During the match, Williams got angry after receiving a warning by umpire Carlos Ramos and was handed a code violation for coaching.
She told the umpire that she was just getting a thumbs up: "I don't cheat to win I'd rather lose. I'm just letting you know that," says the American.
Furious Serena demanded an apology from the official and even accused the umpire of being a "thief".
She even made headlines when she was referred to as "Mrs Williams" in the Wimbledon Championship.
Senior Indian woman cricketer and ODI captain Mithali Raj lashed out at Committee of Administrators' member Diana Edulji and coach Ramesh Powar.
She responded to coach Ramesh Powar's allegations that she threatened retirement over a batting position, threw tantrums and created chaos in the side during the World T20.
Raj was dropped from the World T20 semi-final against England which raised quite a few eyebrows.
Because she was dropped despite scoring back-to-back fifties in the group stage of the competition held in the West Indies.
"For the first time in a 20 year long career, I felt deflated, depressed and let down. I am forced to think if my services to my country are of any value to a few people in power who are out to destroy me and break my confidence," Mithali wrote in a letter to BCCI CEO Rahul Johri and Cricket Operations GM Saba Karim.
Harmanpreet Kaur and her deputy Smriti Mandhana demanded Powar's return despite senior player Mithali Raj's fallout with him.

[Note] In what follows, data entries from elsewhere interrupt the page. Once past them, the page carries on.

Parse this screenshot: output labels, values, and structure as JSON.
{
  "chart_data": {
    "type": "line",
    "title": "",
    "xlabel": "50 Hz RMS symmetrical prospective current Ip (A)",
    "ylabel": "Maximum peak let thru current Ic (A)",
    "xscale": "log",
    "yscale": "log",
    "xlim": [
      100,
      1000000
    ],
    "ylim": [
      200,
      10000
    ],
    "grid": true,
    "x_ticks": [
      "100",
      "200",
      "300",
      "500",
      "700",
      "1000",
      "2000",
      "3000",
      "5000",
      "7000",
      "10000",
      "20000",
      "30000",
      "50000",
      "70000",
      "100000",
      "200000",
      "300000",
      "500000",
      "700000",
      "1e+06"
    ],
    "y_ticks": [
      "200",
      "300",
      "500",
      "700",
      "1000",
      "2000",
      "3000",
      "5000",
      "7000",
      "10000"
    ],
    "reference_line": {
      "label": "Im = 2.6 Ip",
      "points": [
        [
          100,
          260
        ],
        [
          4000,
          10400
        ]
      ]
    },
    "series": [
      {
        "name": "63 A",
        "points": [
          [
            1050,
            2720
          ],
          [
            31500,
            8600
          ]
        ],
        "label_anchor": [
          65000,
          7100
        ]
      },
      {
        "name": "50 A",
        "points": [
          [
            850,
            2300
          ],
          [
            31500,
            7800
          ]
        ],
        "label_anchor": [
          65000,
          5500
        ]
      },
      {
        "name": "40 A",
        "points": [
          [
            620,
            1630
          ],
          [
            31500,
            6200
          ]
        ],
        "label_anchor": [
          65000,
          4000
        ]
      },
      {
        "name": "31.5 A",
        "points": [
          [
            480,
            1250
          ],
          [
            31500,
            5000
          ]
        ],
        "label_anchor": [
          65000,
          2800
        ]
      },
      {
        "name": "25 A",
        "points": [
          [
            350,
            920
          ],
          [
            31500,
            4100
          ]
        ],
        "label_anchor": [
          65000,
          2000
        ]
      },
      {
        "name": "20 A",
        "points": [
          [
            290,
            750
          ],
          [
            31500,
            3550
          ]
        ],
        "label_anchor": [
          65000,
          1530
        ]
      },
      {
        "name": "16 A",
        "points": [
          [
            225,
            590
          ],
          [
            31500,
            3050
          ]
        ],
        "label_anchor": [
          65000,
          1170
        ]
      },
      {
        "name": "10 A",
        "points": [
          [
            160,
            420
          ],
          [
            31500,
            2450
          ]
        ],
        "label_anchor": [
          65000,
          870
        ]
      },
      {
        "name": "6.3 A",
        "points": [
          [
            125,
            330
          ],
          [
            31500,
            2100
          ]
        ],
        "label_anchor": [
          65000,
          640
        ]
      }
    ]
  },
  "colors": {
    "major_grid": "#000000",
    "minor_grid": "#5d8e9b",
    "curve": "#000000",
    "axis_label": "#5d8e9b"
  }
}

Lewis Hamilton remained in headlines for his stunning speed on the tracks but despite winning the Formula One championship, Hamilton was in headlines due to his comments on India.
He questioned Formula One's policy of organising races in new countries after this month's announcement of the Vietnam Grand Prix.
Hamilton told the BBC that he would prefer to see more stops in countries with a genuine racing tradition, rather than expanding to new markets.
"On the racing side, I don't know how important it is to go to new countries as such," said Hamilton who sealed his fifth world title last month.
"If you had the Silverstone Grand Prix and a London Grand Prix, it would be pretty cool."
He added: "I've been to Vietnam before and it is beautiful. I've been to India before to a race which was strange because India was such a poor place yet we had this massive, beautiful grand prix track made in the middle of nowhere. I felt very conflicted when I went to that grand prix."
"We had a grand prix in Turkey and hardly anyone came. Cool track, cool weekend but poor audience."
He later clarified but the damage was already done and he faced criticism for the same.